Barring significant disruptions to oil flows, the IEA believes that the oil market looks reasonably well supplied in 2024, with higher-than-expected non-OPEC+ production increases set to outpace oil demand growth by a healthy margin. “While OPEC+ supply management policies may tip the oil market into a small deficit at the start of the year, strong growth from non-OPEC+ producers could lead to a substantial surplus if the OPEC+ group’s extra voluntary cuts are unwound in 2Q24.”

The combination of reduced OPEC supply and an increase in non-OPEC production has meant that oil is being traded over longer distances, which is further boosting freight rates, according to DNV.  

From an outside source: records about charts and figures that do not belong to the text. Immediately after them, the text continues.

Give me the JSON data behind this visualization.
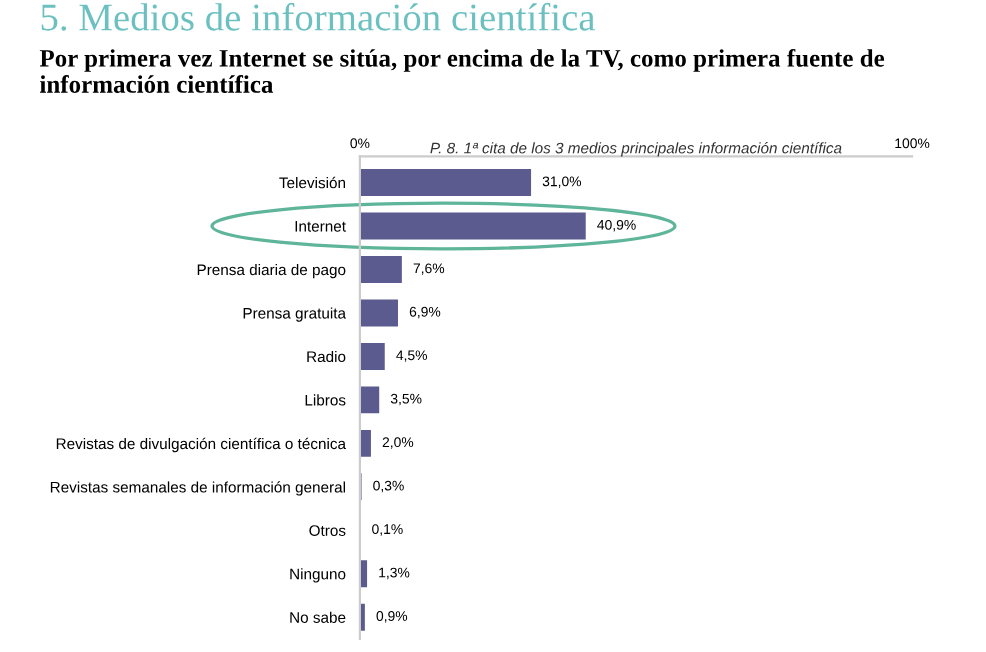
{
  "chart_data": {
    "type": "bar",
    "orientation": "horizontal",
    "title": "5. Medios de información científica",
    "subtitle": "Por primera vez Internet se sitúa, por encima de la TV, como primera fuente de información científica",
    "xlabel": "P. 8. 1ª cita de los 3 medios principales información científica",
    "categories": [
      "Televisión",
      "Internet",
      "Prensa diaria de pago",
      "Prensa gratuita",
      "Radio",
      "Libros",
      "Revistas de divulgación científica o técnica",
      "Revistas semanales de información general",
      "Otros",
      "Ninguno",
      "No sabe"
    ],
    "values": [
      31.0,
      40.9,
      7.6,
      6.9,
      4.5,
      3.5,
      2.0,
      0.3,
      0.1,
      1.3,
      0.9
    ],
    "value_labels": [
      "31,0%",
      "40,9%",
      "7,6%",
      "6,9%",
      "4,5%",
      "3,5%",
      "2,0%",
      "0,3%",
      "0,1%",
      "1,3%",
      "0,9%"
    ],
    "color": "#5b5b8f",
    "xlim": [
      0,
      100
    ],
    "xticks": [
      {
        "value": 0,
        "label": "0%"
      },
      {
        "value": 100,
        "label": "100%"
      }
    ],
    "grid": false,
    "legend": false
  }
}
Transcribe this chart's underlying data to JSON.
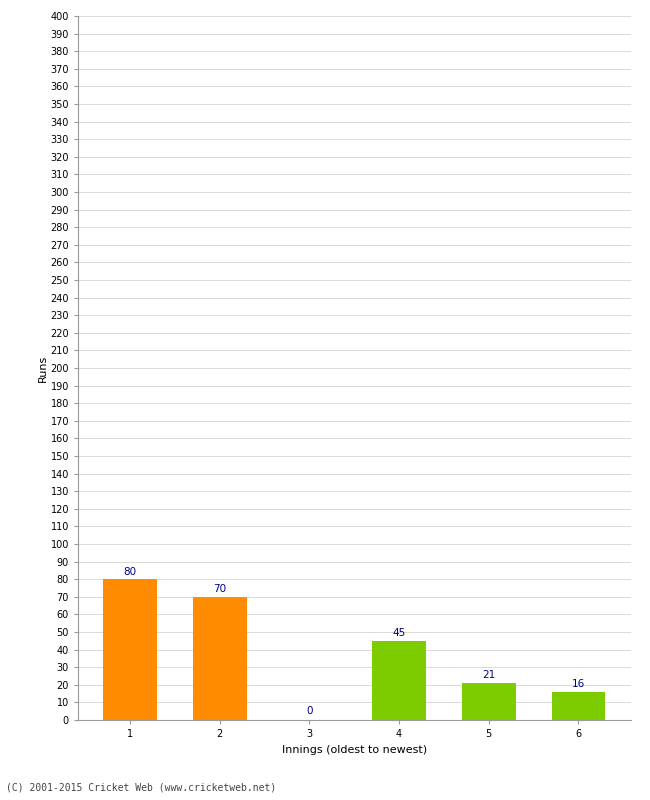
{
  "categories": [
    "1",
    "2",
    "3",
    "4",
    "5",
    "6"
  ],
  "values": [
    80,
    70,
    0,
    45,
    21,
    16
  ],
  "bar_colors": [
    "#ff8c00",
    "#ff8c00",
    "#cccccc",
    "#7ccc00",
    "#7ccc00",
    "#7ccc00"
  ],
  "bar3_color": "#dddddd",
  "xlabel": "Innings (oldest to newest)",
  "ylabel": "Runs",
  "ylim": [
    0,
    400
  ],
  "value_label_color": "#00008b",
  "value_label_fontsize": 7.5,
  "axis_label_fontsize": 8,
  "tick_fontsize": 7,
  "background_color": "#ffffff",
  "grid_color": "#cccccc",
  "footer": "(C) 2001-2015 Cricket Web (www.cricketweb.net)"
}
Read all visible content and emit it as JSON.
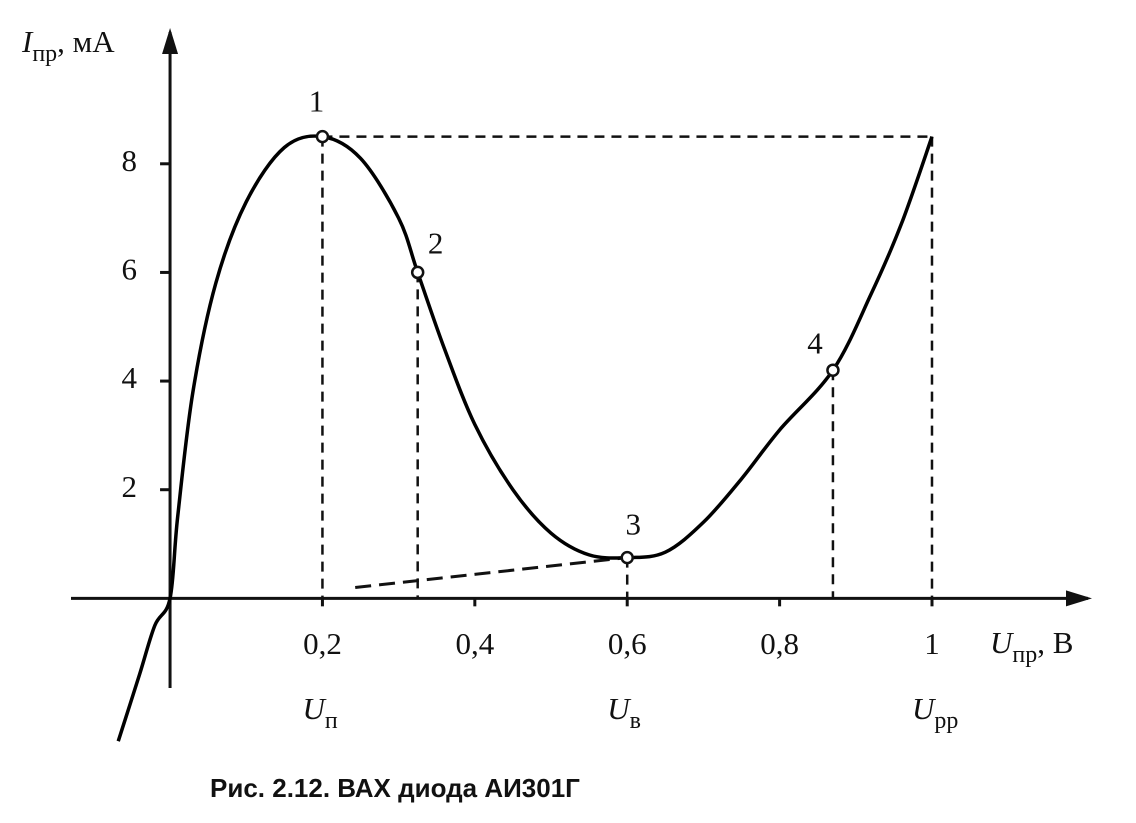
{
  "chart_data": {
    "type": "line",
    "caption": "Рис. 2.12. ВАХ диода АИ301Г",
    "y_label": {
      "symbol": "I",
      "subscript": "пр",
      "unit": ", мА"
    },
    "x_label": {
      "symbol": "U",
      "subscript": "пр",
      "unit": ", В"
    },
    "xlim": [
      -0.13,
      1.21
    ],
    "ylim": [
      -2.7,
      10.5
    ],
    "xticks": [
      {
        "value": 0.2,
        "label": "0,2"
      },
      {
        "value": 0.4,
        "label": "0,4"
      },
      {
        "value": 0.6,
        "label": "0,6"
      },
      {
        "value": 0.8,
        "label": "0,8"
      },
      1
    ],
    "yticks": [
      2,
      4,
      6,
      8
    ],
    "x": [
      -0.068,
      -0.04,
      -0.02,
      0,
      0.01,
      0.03,
      0.06,
      0.1,
      0.15,
      0.2,
      0.25,
      0.3,
      0.325,
      0.36,
      0.4,
      0.45,
      0.5,
      0.55,
      0.6,
      0.65,
      0.7,
      0.75,
      0.8,
      0.87,
      0.92,
      0.96,
      1.0
    ],
    "series": [
      {
        "color": "#000000",
        "values": [
          -2.63,
          -1.4,
          -0.5,
          0,
          1.5,
          3.8,
          5.8,
          7.3,
          8.3,
          8.5,
          8.1,
          7.0,
          6.0,
          4.6,
          3.2,
          2.0,
          1.2,
          0.8,
          0.75,
          0.85,
          1.4,
          2.2,
          3.1,
          4.2,
          5.6,
          6.9,
          8.5
        ]
      }
    ],
    "points": [
      {
        "label": "1",
        "x": 0.2,
        "y": 8.5
      },
      {
        "label": "2",
        "x": 0.325,
        "y": 6.0
      },
      {
        "label": "3",
        "x": 0.6,
        "y": 0.75
      },
      {
        "label": "4",
        "x": 0.87,
        "y": 4.2
      }
    ],
    "dashed_line": {
      "x": [
        0.243,
        0.6
      ],
      "y": [
        0.2,
        0.75
      ]
    },
    "voltage_labels": [
      {
        "symbol": "U",
        "subscript": "п",
        "x": 0.2
      },
      {
        "symbol": "U",
        "subscript": "в",
        "x": 0.6
      },
      {
        "symbol": "U",
        "subscript": "рр",
        "x": 1
      }
    ]
  }
}
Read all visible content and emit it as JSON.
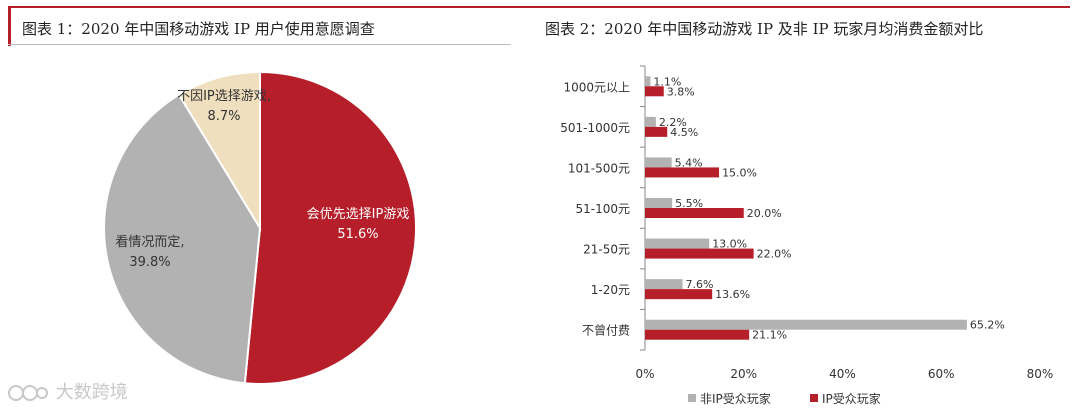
{
  "chart_data": [
    {
      "type": "pie",
      "title": "图表 1：2020 年中国移动游戏 IP 用户使用意愿调查",
      "slices": [
        {
          "label": "会优先选择IP游戏",
          "value": 51.6,
          "value_label": "51.6%",
          "color": "#b61e2a"
        },
        {
          "label": "看情况而定,",
          "value": 39.8,
          "value_label": "39.8%",
          "color": "#b2b2b2"
        },
        {
          "label": "不因IP选择游戏,",
          "value": 8.7,
          "value_label": "8.7%",
          "color": "#f0dfbf"
        }
      ]
    },
    {
      "type": "bar",
      "orientation": "horizontal",
      "title": "图表 2：2020 年中国移动游戏 IP 及非 IP 玩家月均消费金额对比",
      "categories": [
        "1000元以上",
        "501-1000元",
        "101-500元",
        "51-100元",
        "21-50元",
        "1-20元",
        "不曾付费"
      ],
      "series": [
        {
          "name": "非IP受众玩家",
          "color": "#b2b2b2",
          "values": [
            1.1,
            2.2,
            5.4,
            5.5,
            13.0,
            7.6,
            65.2
          ],
          "labels": [
            "1.1%",
            "2.2%",
            "5.4%",
            "5.5%",
            "13.0%",
            "7.6%",
            "65.2%"
          ]
        },
        {
          "name": "IP受众玩家",
          "color": "#b61e2a",
          "values": [
            3.8,
            4.5,
            15.0,
            20.0,
            22.0,
            13.6,
            21.1
          ],
          "labels": [
            "3.8%",
            "4.5%",
            "15.0%",
            "20.0%",
            "22.0%",
            "13.6%",
            "21.1%"
          ]
        }
      ],
      "xlim": [
        0,
        80
      ],
      "xticks": [
        0,
        20,
        40,
        60,
        80
      ],
      "xtick_labels": [
        "0%",
        "20%",
        "40%",
        "60%",
        "80%"
      ],
      "legend": "bottom"
    }
  ],
  "watermark": {
    "text": "大数跨境"
  }
}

“Most tanker owners want to take advantage of this positive market environment,” said Catrine Vestereng, business director tankers at DNV. “However, they realise that they need more vessels to do so, and this is driving a big cycle of investment in newbuilds.”

With US-Asia crude trade increasing, DNV expects an uptick in orders for very large crude carriers to cover the longer distances. Adding impetus to this is the aging global fleet, further underscoring the urgency for new tankers. Nearly a third of the 200,000+ dwt fleet is over 15 years old. This number rises to 32% for the suezmaxes and 50% for aframaxes, according to DNV figures. 

“The fleet is getting extremely old, which is a growing issue as environmental regulations get stricter,” said Vestereng. 

“The fleet is getting extremely old, which is a growing issue as environmental regulations get stricter,” said Vestereng. “Most of the oil majors are putting an age limit on the vessels that they will use, usually around 15 to 20 years. Safety is part of this, but environmental considerations are more important. Older vessels are much less efficient than newer ones. They have higher fuel consumption, which means more emissions and higher costs, especially in the new regulatory environment.”

 

New orders needed

The surge in newbuild activity marks a significant shift from pre-2022 when tanker orders were scarce, exacerbating the global fleet's aging process. Despite an expansion in capacity in Chinese shipyards, the rate of new orders remains insufficient to meet burgeoning demand, thus ensuring that newbuild demand will remain robust in the foreseeable future.

“Even though there appears to be a greater capacity to build tankers from the Chinese yards, new orders still account for a very low percentage of the global fleet,” said Vestereng. “For example, while 29% of the global VLCC 200,000+ dwt fleet is over 15 years old, vessels on the order book only account for 2% of the total fleet. Similar figures can be seen in other subsegments. So these vessels need to be replaced, and it is not happening quickly enough.”

Underlying market fundamentals means that the strengthening tanker market is set to continue, said DNV. “Supply issues are expected to become more accentuated in the years ahead, especially as newbuilds struggle to keep up with a steadily ageing and less efficient fleet,” said Vestereng. “As long as freight rates stay at a high level, the appetite for newbuilds will continue.”  

“Supply issues are expected to become more accentuated in the years ahead, especially as newbuilds struggle to keep up with a steadily ageing and less efficient fleet,” said Vestereng. 

OPEC noted that dirty freight rates rose in January, amid trade flow disruptions that further increased tonnage-mile demand. VLCC spot freight rates on the Middle East-to-West route increased by 24%, month-on-month, while a more modest gain of 5% was seen on the Middle East-to-East route. suezmax rates on the US Gulf Coast-to-Europe route increased by 34%, month-on-month, while aframax rates around the Mediterranean rose by 26%, month-on-month, with “gains reflecting tightening availability lists”, OPEC said.